Ein Teilnehmer sagte, er sei zornig über das, was im Land geschehe, darum sei er hier. Er wolle nicht, dass die jungen Leute zu Hause blieben, Russland müsse leben und atmen.

Ein weiterer Mann sagte, das Gefühl kompletter Ungerechtigkeit in Politik und Wirtschaft habe ihn hergetrieben. 80 Prozent der russischen Wirtschaft würden dem weltweiten Wettbewerb nicht standhalten.

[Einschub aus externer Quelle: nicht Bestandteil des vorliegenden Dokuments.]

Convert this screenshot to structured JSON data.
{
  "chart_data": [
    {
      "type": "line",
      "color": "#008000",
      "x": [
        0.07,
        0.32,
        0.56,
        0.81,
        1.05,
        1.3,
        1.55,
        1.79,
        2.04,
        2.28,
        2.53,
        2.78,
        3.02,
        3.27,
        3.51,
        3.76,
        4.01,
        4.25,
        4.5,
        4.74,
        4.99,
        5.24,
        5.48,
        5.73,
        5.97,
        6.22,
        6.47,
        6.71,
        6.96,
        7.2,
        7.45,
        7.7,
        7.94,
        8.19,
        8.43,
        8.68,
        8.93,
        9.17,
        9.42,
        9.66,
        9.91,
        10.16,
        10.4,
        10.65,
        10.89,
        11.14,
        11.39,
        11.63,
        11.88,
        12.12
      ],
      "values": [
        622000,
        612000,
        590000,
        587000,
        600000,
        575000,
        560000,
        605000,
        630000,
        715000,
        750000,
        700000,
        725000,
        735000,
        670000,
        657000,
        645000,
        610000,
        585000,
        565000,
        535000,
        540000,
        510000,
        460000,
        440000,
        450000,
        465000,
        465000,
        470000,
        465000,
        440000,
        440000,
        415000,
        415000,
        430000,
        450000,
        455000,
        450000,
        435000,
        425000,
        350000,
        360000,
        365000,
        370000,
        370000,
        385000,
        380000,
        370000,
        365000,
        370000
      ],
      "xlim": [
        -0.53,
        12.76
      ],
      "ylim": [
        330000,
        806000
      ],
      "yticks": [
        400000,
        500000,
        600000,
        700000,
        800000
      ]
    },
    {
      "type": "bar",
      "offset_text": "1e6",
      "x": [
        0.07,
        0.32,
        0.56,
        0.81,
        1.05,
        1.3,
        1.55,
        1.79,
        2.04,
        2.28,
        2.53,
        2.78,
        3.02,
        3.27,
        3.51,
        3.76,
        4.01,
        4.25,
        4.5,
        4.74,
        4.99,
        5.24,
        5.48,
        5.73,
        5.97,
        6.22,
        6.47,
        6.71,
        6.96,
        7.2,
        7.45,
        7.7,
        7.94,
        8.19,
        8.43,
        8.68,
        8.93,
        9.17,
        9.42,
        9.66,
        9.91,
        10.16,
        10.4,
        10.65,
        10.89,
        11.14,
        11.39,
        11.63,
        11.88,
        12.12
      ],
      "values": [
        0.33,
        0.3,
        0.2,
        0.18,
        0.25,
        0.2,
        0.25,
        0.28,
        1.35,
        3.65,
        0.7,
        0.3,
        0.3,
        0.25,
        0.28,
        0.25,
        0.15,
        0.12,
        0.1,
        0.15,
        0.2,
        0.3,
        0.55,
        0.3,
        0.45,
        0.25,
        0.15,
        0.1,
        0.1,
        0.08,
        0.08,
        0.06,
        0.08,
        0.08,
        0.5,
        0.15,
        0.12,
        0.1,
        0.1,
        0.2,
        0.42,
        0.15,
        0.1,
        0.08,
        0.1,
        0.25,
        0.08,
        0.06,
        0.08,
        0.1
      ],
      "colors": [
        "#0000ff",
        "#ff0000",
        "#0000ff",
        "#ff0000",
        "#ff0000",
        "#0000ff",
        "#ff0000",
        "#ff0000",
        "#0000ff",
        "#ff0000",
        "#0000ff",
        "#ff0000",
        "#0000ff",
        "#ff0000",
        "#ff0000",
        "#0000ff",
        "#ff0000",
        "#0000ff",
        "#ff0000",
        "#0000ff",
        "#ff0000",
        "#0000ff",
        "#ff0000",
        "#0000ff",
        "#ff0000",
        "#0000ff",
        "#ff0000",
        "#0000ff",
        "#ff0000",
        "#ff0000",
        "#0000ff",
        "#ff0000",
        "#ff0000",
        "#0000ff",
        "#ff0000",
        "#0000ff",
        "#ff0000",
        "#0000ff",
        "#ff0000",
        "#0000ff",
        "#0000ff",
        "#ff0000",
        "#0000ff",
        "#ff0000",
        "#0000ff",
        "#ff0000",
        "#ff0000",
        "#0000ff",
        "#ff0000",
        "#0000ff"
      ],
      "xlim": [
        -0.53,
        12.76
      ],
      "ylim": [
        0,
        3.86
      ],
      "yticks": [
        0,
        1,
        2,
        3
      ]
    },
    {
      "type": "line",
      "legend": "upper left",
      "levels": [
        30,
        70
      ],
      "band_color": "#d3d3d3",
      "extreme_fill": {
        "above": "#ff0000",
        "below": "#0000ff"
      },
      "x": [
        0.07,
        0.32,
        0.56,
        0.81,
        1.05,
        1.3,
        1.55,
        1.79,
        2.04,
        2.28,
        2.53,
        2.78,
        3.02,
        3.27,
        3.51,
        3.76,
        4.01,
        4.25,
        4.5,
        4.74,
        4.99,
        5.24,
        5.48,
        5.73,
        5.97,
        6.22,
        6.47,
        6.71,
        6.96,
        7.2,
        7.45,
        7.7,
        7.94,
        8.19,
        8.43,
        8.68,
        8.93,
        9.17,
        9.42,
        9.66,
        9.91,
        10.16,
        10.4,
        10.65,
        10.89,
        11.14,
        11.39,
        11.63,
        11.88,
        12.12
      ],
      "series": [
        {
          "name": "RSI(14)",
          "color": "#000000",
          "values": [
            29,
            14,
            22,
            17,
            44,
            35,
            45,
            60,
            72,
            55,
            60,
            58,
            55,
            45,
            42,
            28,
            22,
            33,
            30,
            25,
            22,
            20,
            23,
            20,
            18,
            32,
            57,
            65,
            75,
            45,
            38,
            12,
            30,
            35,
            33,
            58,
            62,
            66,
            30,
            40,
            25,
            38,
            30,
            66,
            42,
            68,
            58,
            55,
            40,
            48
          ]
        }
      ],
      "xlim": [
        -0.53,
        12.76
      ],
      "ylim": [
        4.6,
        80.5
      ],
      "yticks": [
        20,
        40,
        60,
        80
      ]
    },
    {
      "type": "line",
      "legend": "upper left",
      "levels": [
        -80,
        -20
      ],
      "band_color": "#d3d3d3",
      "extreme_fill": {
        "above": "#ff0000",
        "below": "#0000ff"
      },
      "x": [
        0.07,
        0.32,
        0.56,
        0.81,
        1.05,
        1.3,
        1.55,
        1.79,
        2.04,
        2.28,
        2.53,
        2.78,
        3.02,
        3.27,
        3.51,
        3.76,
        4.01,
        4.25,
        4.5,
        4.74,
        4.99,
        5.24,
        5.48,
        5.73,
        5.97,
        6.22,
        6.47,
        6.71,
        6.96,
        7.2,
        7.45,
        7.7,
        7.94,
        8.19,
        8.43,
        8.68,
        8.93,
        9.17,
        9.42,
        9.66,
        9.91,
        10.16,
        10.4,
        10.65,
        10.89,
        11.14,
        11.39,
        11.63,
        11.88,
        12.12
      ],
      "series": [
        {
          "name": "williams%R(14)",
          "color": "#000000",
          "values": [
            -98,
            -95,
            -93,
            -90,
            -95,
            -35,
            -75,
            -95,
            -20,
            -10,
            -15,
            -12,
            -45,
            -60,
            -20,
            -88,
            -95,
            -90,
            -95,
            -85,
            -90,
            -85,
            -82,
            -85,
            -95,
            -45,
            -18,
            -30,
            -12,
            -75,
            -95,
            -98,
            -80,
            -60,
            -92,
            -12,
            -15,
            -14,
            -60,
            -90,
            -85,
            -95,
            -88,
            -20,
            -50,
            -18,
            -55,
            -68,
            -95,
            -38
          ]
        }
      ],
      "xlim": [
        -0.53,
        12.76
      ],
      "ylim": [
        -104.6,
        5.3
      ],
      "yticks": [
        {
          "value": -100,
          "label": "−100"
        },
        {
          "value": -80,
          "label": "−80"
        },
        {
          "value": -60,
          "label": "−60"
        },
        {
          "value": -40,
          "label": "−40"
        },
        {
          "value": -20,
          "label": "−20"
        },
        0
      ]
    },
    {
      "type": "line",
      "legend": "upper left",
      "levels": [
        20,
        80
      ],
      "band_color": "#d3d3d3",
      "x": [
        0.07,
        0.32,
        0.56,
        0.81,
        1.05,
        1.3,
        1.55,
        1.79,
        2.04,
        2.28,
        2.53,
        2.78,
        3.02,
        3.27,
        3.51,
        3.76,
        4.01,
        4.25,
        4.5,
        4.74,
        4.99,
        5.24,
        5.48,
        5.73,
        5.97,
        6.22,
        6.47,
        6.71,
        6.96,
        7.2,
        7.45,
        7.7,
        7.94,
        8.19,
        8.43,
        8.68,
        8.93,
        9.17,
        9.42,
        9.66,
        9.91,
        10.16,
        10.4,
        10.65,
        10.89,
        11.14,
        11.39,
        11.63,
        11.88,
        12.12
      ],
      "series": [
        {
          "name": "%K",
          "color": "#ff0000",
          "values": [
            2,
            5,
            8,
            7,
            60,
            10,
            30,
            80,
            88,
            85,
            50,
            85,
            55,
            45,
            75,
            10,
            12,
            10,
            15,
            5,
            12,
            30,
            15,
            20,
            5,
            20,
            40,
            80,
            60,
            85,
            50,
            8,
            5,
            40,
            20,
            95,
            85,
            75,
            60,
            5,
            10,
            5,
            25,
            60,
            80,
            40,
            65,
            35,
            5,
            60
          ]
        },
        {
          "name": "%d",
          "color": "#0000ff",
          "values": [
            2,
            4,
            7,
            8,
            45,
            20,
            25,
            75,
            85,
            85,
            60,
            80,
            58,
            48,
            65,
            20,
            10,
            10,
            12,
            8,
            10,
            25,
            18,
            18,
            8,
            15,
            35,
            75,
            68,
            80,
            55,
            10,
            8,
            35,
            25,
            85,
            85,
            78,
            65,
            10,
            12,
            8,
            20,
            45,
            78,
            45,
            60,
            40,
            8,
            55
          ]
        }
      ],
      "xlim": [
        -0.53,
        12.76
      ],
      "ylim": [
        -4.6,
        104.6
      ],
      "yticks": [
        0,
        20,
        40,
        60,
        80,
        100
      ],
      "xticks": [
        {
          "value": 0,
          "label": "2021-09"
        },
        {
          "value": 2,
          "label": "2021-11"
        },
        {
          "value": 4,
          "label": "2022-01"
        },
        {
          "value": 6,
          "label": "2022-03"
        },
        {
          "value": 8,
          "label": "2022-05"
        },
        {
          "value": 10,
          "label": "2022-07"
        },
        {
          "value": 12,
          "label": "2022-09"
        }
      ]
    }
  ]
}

Wladimir Rizkow hat die Demonstration organisiert. Er meinte: “Wir fordern weiterhin neue, faire Wahlen, politische Reformen, die Rückkehr zu Demokratie und Freiheit sowie die Bestrafung derer, die für Fälschungen bei der letzten Wahl verantwortlich sind, angefangen beim Wahlleiter Tschurow.”

Unter den Anti-Putin-Demonstranten waren viele Bürgerrechtler und Intellektuelle sowie auch Oppositionspolitiker wie der ehemalige Schachweltmeister Garri Kasparow, der Politiker Grigori Jawlinski, dessen Kandidatur in diesem Jahr abgelehnt wurde, Boris Nemzow, einst Gouverneur der Provinz Nischni Nowgorod, und der mehrfach inhaftierte Links-Politiker Sergei Udaltsow.

Euronews-Korrespondent Alexander Schaschkow: “Laut den Organisatoren der Kundgebung “Für faire Wahlen” gab es solche Demonstrationen in über 100 weiteren russischen Städten.”